Par un mémoire en défense, enregistré le 29 juin 2023, le ministre de l’économie, des finances et de la souveraineté industrielle et numérique conclut au rejet de la requête.
Il soutient que :
— les conclusions de la commune tendant à obtenir à obtenir une indemnité correspondant au montant de taxe sur la valeur ajoutée auquel elle a été assujettie sont irrecevables, dès lors qu’il existe un recours fiscal parallèle qu’elle n’a pas exercé ;
— pour la cession des terrains à bâtir, la commune avait la qualité d’assujettie à la taxe sur la valeur ajoutée en tant que tel puisqu’elle a engagé des démarches actives de commercialisation foncière qui révèlent une activité économique au sens de l’article 256 A du code général des impôts ;
— cette activité, qui n’a pas été exercée par un organisme agissant en tant qu’autorité publique, n’entrait pas dans le champ de l’exception de non-assujettissement prévue par l’article 256 B du code général des impôts ;
— les prestations de conseil et d’assistance du comptable public à l’égard des collectivités sont des prestations personnelles et facultatives qui ne sauraient engager la responsabilité de l’État.

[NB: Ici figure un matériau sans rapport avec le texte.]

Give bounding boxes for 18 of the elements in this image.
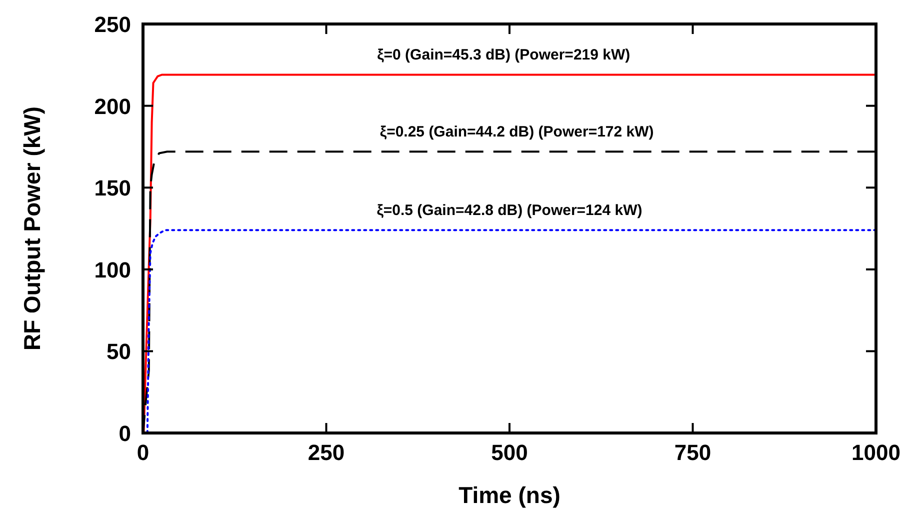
annotation: ξ=0.5 (Gain=42.8 dB) (Power=124 kW)	[376, 202, 642, 220]
y-axis-title: RF Output Power (kW)	[19, 106, 45, 351]
line-series	[146, 229, 877, 434]
x-tick-label: 0	[136, 440, 150, 465]
y-tick-label: 50	[106, 339, 131, 364]
annotation: ξ=0.25 (Gain=44.2 dB) (Power=172 kW)	[380, 124, 654, 141]
y-tick-label: 0	[118, 421, 131, 446]
y-tick-label: 150	[94, 176, 131, 201]
x-tick-label: 250	[308, 440, 345, 465]
line-series	[142, 74, 877, 434]
y-tick-label: 100	[94, 257, 131, 282]
y-tick-label: 200	[94, 94, 131, 119]
x-axis-title: Time (ns)	[458, 482, 560, 508]
x-tick-label: 500	[491, 440, 528, 465]
x-tick-label: 750	[674, 440, 712, 465]
annotation: ξ=0 (Gain=45.3 dB) (Power=219 kW)	[377, 46, 630, 64]
y-tick-label: 250	[94, 12, 131, 37]
x-tick-label: 1000	[852, 440, 900, 465]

Vu les autres pièces du dossier.
Vu :
— la directive 2006/112/CE du Conseil du 28 novembre 2006 ;
— le code général des collectivités territoriales ;
— le code général des impôts et le livre des procédures fiscales ;
— la loi n° 82-213 du 2 mars 1982 ;
— le décret n° 2012-1246 du 7 novembre 2012 ;
— l’arrêté du 16 décembre 1983 relatif aux conditions d’attribution de l’indemnité de conseil allouée aux comptables non centralisateurs des services déconcentrés du Trésor chargés des fonctions de receveur des communes et établissements publics locaux ;
— le code de justice administrative.
Les parties ont été régulièrement averties du jour de l’audience.
Ont été entendus au cours de l’audience publique :
— le rapport de Mme Wolff, rapporteure,
— les conclusions de Mme Marini, rapporteure publique,
— et les observations de Me Tadic, représentant la commune de Sornéville.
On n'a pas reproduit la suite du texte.